Serían las diez de la noche cuando se acercó a la Policlínica San Antón, en la calle Pérez Galdós. Nunca había trabajado allí, pero dos días antes había cruzado por esa zona y pensó que sería un buen sitio para dar un palo. Era una zona poco conflictiva, por lo que no había excesiva vigilancia policial; una zona tranquila, por la que a esas horas apenas transitaba nadie y, además, quienes salían de la clínica posiblemente se encontraran, debido a lo que deprime a la gente estar en ese tipo de recintos, psicológicamente —aunque Antonio desconocía este vocablo— más indefensos ante cualquier ataque dirigido a aliviarles el bolsillo de la pesada carga dineraria.

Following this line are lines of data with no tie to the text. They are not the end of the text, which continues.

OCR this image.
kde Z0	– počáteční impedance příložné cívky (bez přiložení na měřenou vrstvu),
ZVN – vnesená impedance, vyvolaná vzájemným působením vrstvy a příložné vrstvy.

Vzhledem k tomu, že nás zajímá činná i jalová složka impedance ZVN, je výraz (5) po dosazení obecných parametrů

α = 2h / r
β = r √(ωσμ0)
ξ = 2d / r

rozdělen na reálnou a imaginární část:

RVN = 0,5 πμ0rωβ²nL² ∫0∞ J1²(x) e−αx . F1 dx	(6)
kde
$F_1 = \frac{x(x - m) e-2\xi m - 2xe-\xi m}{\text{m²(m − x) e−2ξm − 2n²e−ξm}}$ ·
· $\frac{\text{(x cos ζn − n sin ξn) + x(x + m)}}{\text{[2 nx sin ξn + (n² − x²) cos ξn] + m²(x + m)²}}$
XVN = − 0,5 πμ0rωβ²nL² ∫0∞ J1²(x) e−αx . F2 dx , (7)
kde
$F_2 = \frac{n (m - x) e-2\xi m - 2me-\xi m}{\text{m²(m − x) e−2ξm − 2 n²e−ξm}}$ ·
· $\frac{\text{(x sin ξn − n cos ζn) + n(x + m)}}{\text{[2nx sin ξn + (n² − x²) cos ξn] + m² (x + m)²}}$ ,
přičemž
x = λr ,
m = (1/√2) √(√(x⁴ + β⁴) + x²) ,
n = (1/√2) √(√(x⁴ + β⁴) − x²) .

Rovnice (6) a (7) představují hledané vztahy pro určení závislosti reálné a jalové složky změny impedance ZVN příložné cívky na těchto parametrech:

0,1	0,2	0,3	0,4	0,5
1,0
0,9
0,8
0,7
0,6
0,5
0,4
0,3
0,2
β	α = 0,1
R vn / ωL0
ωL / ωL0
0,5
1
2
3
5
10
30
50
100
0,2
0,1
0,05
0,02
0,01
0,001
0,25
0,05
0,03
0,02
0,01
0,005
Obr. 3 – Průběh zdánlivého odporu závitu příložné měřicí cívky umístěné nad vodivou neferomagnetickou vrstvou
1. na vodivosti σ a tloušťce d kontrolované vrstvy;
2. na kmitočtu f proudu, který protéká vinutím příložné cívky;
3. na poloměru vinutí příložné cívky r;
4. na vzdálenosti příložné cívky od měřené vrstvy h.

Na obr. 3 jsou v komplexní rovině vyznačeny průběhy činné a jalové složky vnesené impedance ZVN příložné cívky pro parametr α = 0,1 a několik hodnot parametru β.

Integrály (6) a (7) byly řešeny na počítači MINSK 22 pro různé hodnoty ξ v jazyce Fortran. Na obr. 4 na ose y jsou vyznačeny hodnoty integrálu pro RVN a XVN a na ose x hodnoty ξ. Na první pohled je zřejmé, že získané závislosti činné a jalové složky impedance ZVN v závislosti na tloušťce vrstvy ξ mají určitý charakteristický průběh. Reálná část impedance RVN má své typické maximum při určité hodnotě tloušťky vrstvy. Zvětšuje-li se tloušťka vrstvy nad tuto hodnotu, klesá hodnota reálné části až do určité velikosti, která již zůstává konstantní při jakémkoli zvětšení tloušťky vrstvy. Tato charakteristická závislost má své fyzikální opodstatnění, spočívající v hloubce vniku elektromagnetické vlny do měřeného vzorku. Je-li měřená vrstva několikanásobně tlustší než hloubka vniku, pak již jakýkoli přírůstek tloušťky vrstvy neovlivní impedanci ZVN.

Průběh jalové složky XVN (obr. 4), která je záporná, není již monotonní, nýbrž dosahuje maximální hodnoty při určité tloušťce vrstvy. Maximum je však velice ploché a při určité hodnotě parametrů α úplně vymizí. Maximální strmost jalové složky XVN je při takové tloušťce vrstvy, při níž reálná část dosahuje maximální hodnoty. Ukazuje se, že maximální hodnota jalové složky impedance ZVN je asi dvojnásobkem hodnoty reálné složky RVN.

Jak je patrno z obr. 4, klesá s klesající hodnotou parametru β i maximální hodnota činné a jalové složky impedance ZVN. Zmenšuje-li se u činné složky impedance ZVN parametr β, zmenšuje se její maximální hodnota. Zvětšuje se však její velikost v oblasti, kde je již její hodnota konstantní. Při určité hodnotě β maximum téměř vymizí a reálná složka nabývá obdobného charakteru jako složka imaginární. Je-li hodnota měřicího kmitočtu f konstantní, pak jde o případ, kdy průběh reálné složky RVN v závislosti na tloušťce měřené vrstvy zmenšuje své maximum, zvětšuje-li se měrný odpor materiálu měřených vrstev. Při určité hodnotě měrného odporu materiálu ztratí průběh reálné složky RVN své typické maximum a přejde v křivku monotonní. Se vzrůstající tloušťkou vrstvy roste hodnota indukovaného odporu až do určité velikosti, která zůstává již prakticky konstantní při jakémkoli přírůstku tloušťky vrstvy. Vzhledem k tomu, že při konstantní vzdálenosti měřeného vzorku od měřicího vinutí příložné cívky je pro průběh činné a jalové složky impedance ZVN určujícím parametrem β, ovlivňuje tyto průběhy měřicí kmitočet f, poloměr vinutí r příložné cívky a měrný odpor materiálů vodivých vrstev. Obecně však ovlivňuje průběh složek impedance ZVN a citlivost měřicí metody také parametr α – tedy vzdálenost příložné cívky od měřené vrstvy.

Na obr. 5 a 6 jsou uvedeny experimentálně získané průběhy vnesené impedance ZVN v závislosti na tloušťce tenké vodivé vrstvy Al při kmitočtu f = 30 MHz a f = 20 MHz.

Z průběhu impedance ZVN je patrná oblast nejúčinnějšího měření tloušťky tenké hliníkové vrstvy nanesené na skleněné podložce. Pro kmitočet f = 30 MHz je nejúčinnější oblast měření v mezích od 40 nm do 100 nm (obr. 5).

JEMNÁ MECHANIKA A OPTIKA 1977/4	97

La idea en sí no era mala y demostraba que, dentro de sus limitaciones, Antonio Jalón era capaz de pensar cuando de buscar dinero se trataba pero, desgraciadamente para él, eligió la víctima equivocada. Miren Goiburu no estaba deprimida, sino francamente enfadada. Su hija mayor acababa de dar a luz y tenía la impresión de que esos médicos no sabían nada de recién nacidos. ¿Cómo se habían atrevido a aconsejar a su hija que alimentara a la nieta con biberón en vez de darle el pecho? Todas las mujeres de su familia habían criado a sus hijos sin esos inventos modernos, y bien sanos y pocholos que se habían desarrollado todos. No quería ni pensar en lo que le iban a decir sus amigas en Bermeo cuando se enteraran de eso; ellas que, como la propia Miren, llevaban media vida haciendo tareas que ni el más capaz de los hombres podía igualar. Por eso, cuando Antonio Jalón, navaja en ristre, le exigió la entrega de todo su dinero, vio la oportunidad de descargar toda la adrenalina que llevaba encima —ella lo llamaba mala leche— y arremetió contra él usando su bolso como arma —dentro llevaba una plancha de viaje que su hija había considerado innecesaria quedársela, ya que las jóvenes de ahora cuando estaban internadas en una clínica eran incapaces de hacer nada que no fuera quejarse—, lo tiró al suelo y lo pateó. A Antonio Jalón le salvó de unas graves lesiones la intervención de algunos pacíficos ciudadanos que, procedentes tanto del interior de la policlínica como de un bar cercano, aparecieron de repente. Le salvaron de los perjuicios físicos, pero no le dejaron en libertad. La llamada de uno de los camareros del bar al 091 posibilitó el que pasara esa noche en los calabozos de Jefatura.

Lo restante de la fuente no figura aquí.